The first Xbox 360 demonstration units were shipped to Wal-Mart stores across the United States last week to great fanfare, and have since been plagued with reports of problems with the wireless functionality on the devices - which Microsoft has now confirmed is a known problem that it is working on a fix for.
The issue appears to be that the wireless controllers for the device (reports on this are confused, but as far as we can gather the pads are wireless but have a USB plug running into the back of them to keep them charged up) are interfering with wireless equipment used by many retailers, including product scanners.
This had prompted fears that the console - which operates on the same 2.4Ghz band used by home wireless networks and cordless phones - could also interfere with devices in people's homes, but according to Microsoft, this will not be a problem.
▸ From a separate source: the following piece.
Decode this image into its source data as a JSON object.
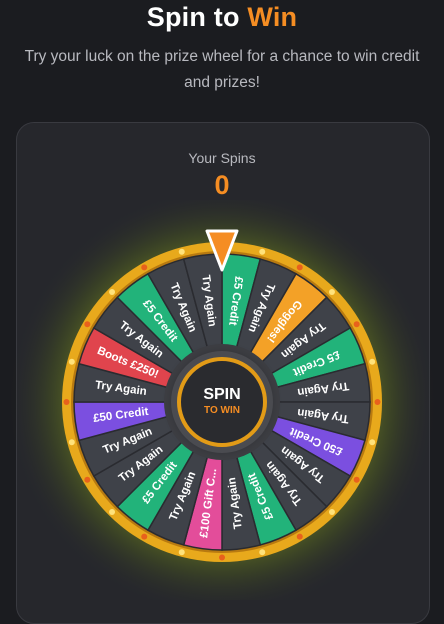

"This issue is specific to the equipment used in a few retail environments," a Microsoft spokesperson told gaming blog Kotaku earlier this week. "Microsoft has one of the most robust testing programs in the industry and has ensured that Xbox 360 meets all FCC/ETSI requirements and rules for operation in the 2.4Ghz band."
The problem appears to be that some of the devices being used by retailers are outdated technology that was built before regulations were introduced to make sure that gadgets on the increasingly crowded 2.4Ghz band play nicely with one another, so the presence of an Xbox 360 messes up their operation.
"We are working closely with our partners to provide a software solution that mitigates this problem within their retail environments," explained the Microsoft spokesperson. "Adjustments and tweaks to kiosks of any kind are quite common once they're deployed in a live retail environment and we consider making such adjustments a standard part of the launch process."